As a member of Alpha Omicron Pi sorority at Rollins College, reading last week’s Sandspur article “Surviving Rush” by Emily Kelly was intriguing, to say the least.
To begin with, I found the article (wait for it) refreshing. I cannot deny that she employed a varied vocabulary and exhibited excellent grammar skills. She kept my interest for the entire article and I must admit that it takes some guts to write an article that scathing and one that surely not everyone will enjoy.
That being said, however, I strongly feel a need to clarify some of the overarching statements she used. From her language, I infer that Kelly went into the recruitment process already with a biased view of sorority life. She used such generalizations as how most of the girls were “fitted in signature Lilly Pulitzer prints and Jack Rodgers sandals” and that their eyebrows were “painstakingly plucked.”
However, I went through recruitment only last year and not only did I not wear these items or even pluck my eyebrows, but many other girls did not as well, and as I saw all the girls pass by on the three nights this year, I noticed a variety of styles. “She treats these women in this article as if they were as superficial as Stepford Wives or Barbie Dolls,” says Delta Zeta and Panhellenic member Mary Neville ’13. Kelly also describes Bid Day as “an opportunity for women to objectify other women.” As she did not even experience the actual Bid Day herself, I do not think she can make an educated observation.
I was especially offended by her use of the word “clandestine” to refer to the absence of “free booze” and “pill swapping” on Philanthropy Night, as if these things are actual occurrences in every sorority. The writer cannot rely on her movie and television portrayals of sororities to assume the everyday activities of the sororities on our campus. “It was like Sydney White (or any other typical sorority movie) was the definition of a sorority woman on this campus… Rollins sorority life is special and very different than any other,” Neville expresses.
I also felt rather unsympathetic when she said that she “was losing [her] sense of identity, falling prey to recruitment.” I do not know if Kelly felt pressured to join the recruitment process, but sororities do not wish to act as predators and “hunt” down the innocent PNMs. Instead, we want to see each girl as an individual and wish that every girl that comes through recruitment tries to show off her unique traits; sororities do not want carbon copies of themselves as members! Also, the recruitment process is a mere three days, so I find it hard to believe that someone could lose her sense of identity in such a short time period.
The description of her withdrawal process was a little disconcerting to read. The recruitment counselors I spoke to were upset by their representation. “The only reason we try to talk to women when they drop is because we want to make sure they are ok and didn’t have a negative experience. Recruitment counselors are there for support and guidance through the process; they are not there to make it difficult to drop, they are simply there to help,” says one recruitment counselor who wished to remain anonymous.
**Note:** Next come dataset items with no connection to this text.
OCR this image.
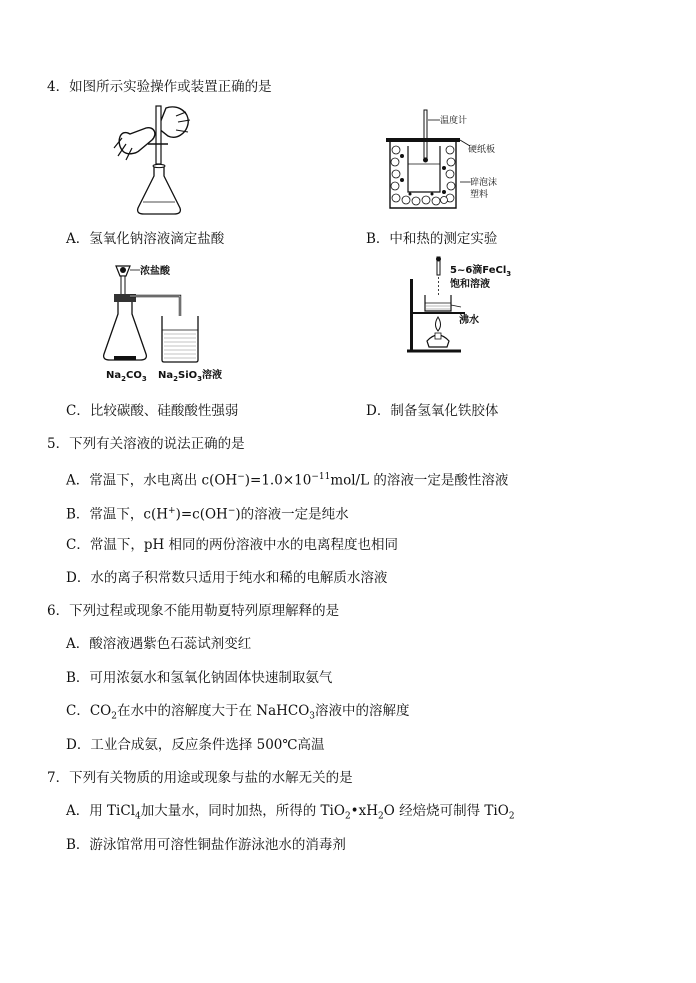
4．如图所示实验操作或装置正确的是
温度计
硬纸板
碎泡沫
塑料
A．氢氧化钠溶液滴定盐酸	B．中和热的测定实验
浓盐酸
$Na_2CO_3$ $Na_2SiO_3$溶液
5~6滴FeCl$_3$
饱和溶液
沸水
C．比较碳酸、硅酸酸性强弱	D．制备氢氧化铁胶体
5．下列有关溶液的说法正确的是
A．常温下，水电离出 $c(OH^-)=1.0\times 10^{-11}mol/L$ 的溶液一定是酸性溶液
B．常温下，c(H+)=c(OH−)的溶液一定是纯水
C．常温下，pH 相同的两份溶液中水的电离程度也相同
D．水的离子积常数只适用于纯水和稀的电解质水溶液
6．下列过程或现象不能用勒夏特列原理解释的是
A．酸溶液遇紫色石蕊试剂变红
B．可用浓氨水和氢氧化钠固体快速制取氨气
C．$CO_2$在水中的溶解度大于在 NaHCO$_3$溶液中的溶解度
D．工业合成氨，反应条件选择 500℃高温
7．下列有关物质的用途或现象与盐的水解无关的是
A．用 TiCl$_4$加大量水，同时加热，所得的 $TiO_2•xH_2O$ 经焙烧可制得 TiO$_2$
B．游泳馆常用可溶性铜盐作游泳池水的消毒剂
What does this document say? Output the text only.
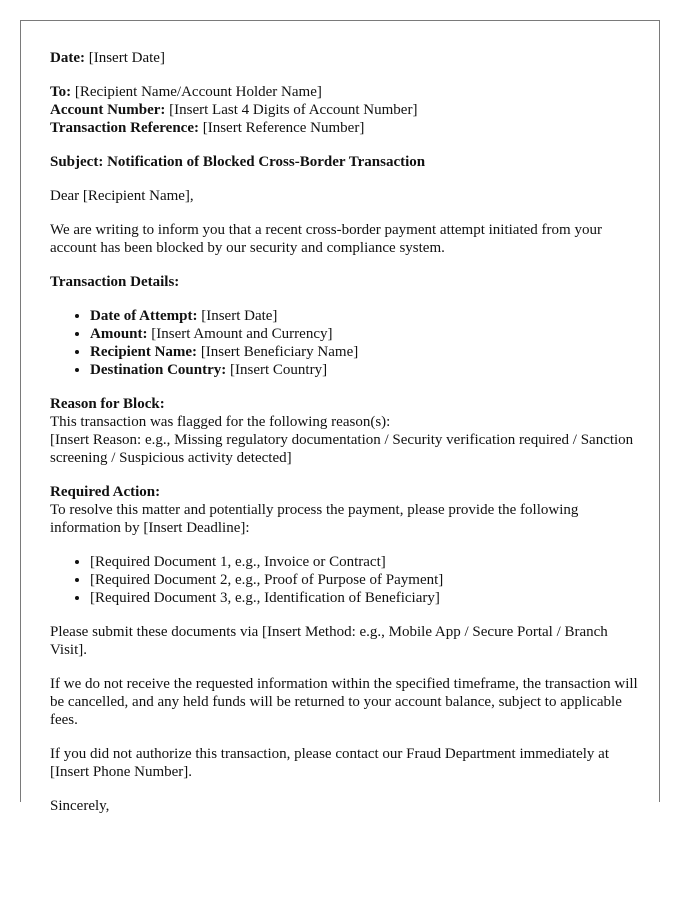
Date: [Insert Date]

To: [Recipient Name/Account Holder Name]
Account Number: [Insert Last 4 Digits of Account Number]
Transaction Reference: [Insert Reference Number]

Subject: Notification of Blocked Cross-Border Transaction

Dear [Recipient Name],

We are writing to inform you that a recent cross-border payment attempt initiated from your account has been blocked by our security and compliance system.

Transaction Details:

• Date of Attempt: [Insert Date]
• Amount: [Insert Amount and Currency]
• Recipient Name: [Insert Beneficiary Name]
• Destination Country: [Insert Country]
Reason for Block:
This transaction was flagged for the following reason(s):
[Insert Reason: e.g., Missing regulatory documentation / Security verification required / Sanction screening / Suspicious activity detected]
Required Action:
To resolve this matter and potentially process the payment, please provide the following information by [Insert Deadline]:
• [Required Document 1, e.g., Invoice or Contract]
• [Required Document 2, e.g., Proof of Purpose of Payment]
• [Required Document 3, e.g., Identification of Beneficiary]

Please submit these documents via [Insert Method: e.g., Mobile App / Secure Portal / Branch Visit].

If we do not receive the requested information within the specified timeframe, the transaction will be cancelled, and any held funds will be returned to your account balance, subject to applicable fees.

If you did not authorize this transaction, please contact our Fraud Department immediately at [Insert Phone Number].

Sincerely,
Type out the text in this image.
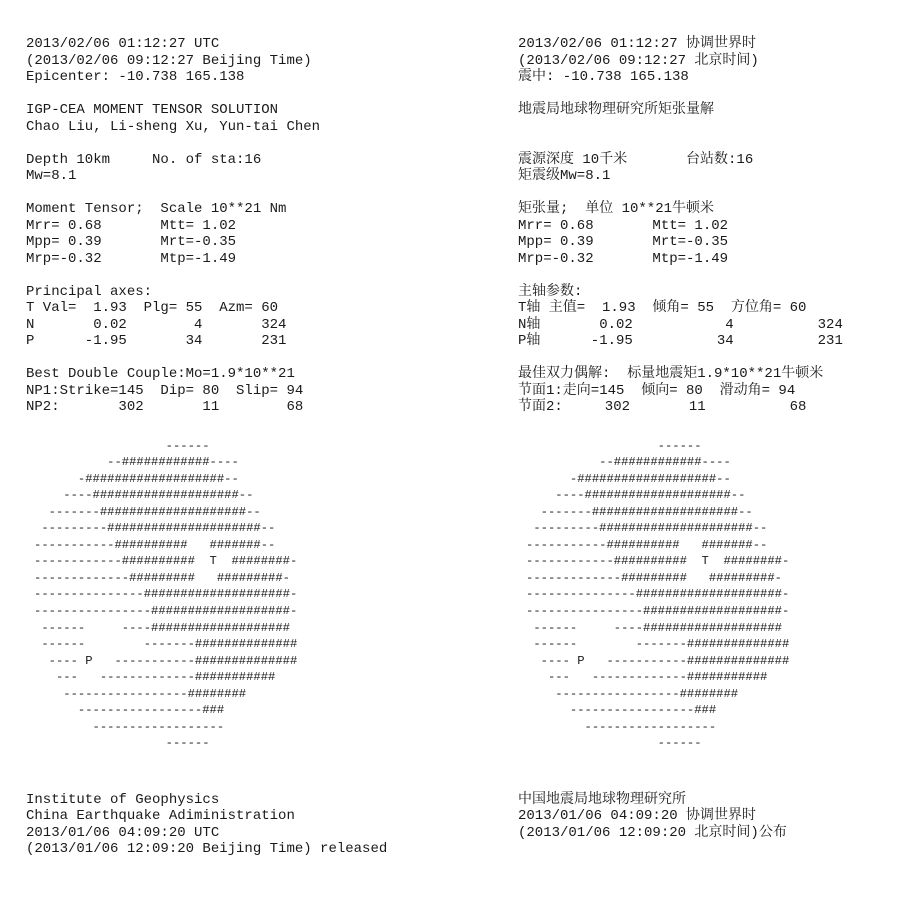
2013/02/06 01:12:27 UTC
(2013/02/06 09:12:27 Beijing Time)
Epicenter: -10.738 165.138
IGP-CEA MOMENT TENSOR SOLUTION
Chao Liu, Li-sheng Xu, Yun-tai Chen
Depth 10km     No. of sta:16
Mw=8.1
Moment Tensor;  Scale 10**21 Nm
Mrr= 0.68       Mtt= 1.02
Mpp= 0.39       Mrt=-0.35
Mrp=-0.32       Mtp=-1.49
Principal axes:
T Val=  1.93  Plg= 55  Azm= 60
N       0.02        4       324
P      -1.95       34       231
Best Double Couple:Mo=1.9*10**21
NP1:Strike=145  Dip= 80  Slip= 94
NP2:       302       11        68
------
--############----
-###################--
----####################--
-------####################--
---------#####################--
-----------##########   #######--
------------##########  T  ########-
-------------#########   #########-
---------------####################-
----------------###################-
------     ----###################
------        -------##############
---- P   -----------##############
---   -------------###########
-----------------########
-----------------###
------------------
------
Institute of Geophysics
China Earthquake Adiministration
2013/01/06 04:09:20 UTC
(2013/01/06 12:09:20 Beijing Time) released
2013/02/06 01:12:27 协调世界时
(2013/02/06 09:12:27 北京时间)
震中: -10.738 165.138
地震局地球物理研究所矩张量解
震源深度 10千米       台站数:16
矩震级Mw=8.1
矩张量;  单位 10**21牛顿米
Mrr= 0.68       Mtt= 1.02
Mpp= 0.39       Mrt=-0.35
Mrp=-0.32       Mtp=-1.49
主轴参数:
T轴 主值=  1.93  倾角= 55  方位角= 60
N轴       0.02           4          324
P轴      -1.95          34          231
最佳双力偶解:  标量地震矩1.9*10**21牛顿米
节面1:走向=145  倾向= 80  滑动角= 94
节面2:     302       11          68
------
--############----
-###################--
----####################--
-------####################--
---------#####################--
-----------##########   #######--
------------##########  T  ########-
-------------#########   #########-
---------------####################-
----------------###################-
------     ----###################
------        -------##############
---- P   -----------##############
---   -------------###########
-----------------########
-----------------###
------------------
------
中国地震局地球物理研究所
2013/01/06 04:09:20 协调世界时
(2013/01/06 12:09:20 北京时间)公布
As someone who once saw the recruitment process from the outside looking in, I can understand how hectic and even silly it can be at times, with each sorority showcasing identical outfits and performing what seems like an endless setlist of songs. The recruitment process is not perfect by any means, but one must understand the difficulty a sorority goes through to express its values and personality in such a short and structured amount of time. Frankly I felt a little overwhelmed myself when I went through, but I forced myself to go through Bid Day and that is when I was really able to to know the girls better and realize what strong, ambitious, and independent women they are.
“Recruitment was a kind of exhausting process but it was a lot of fun to meet so many people. It was really great for me because I came out of it with a great group of sisters. I am really happy that I went through the whole process!” says Sarah Katherine Meng ’16.
Despite being in a sorority, I do not believe sororities are meant for everyone, and one can find happiness on Rollins’ campus in many other ways. I will say, though, that I went through the formal recruitment process twice and I can confidently say that the recruitment process on the other side is way more fun. It is unfortunate that Kelly did not enjoy her recruitment experience, but hey, at least she got a free t-shirt.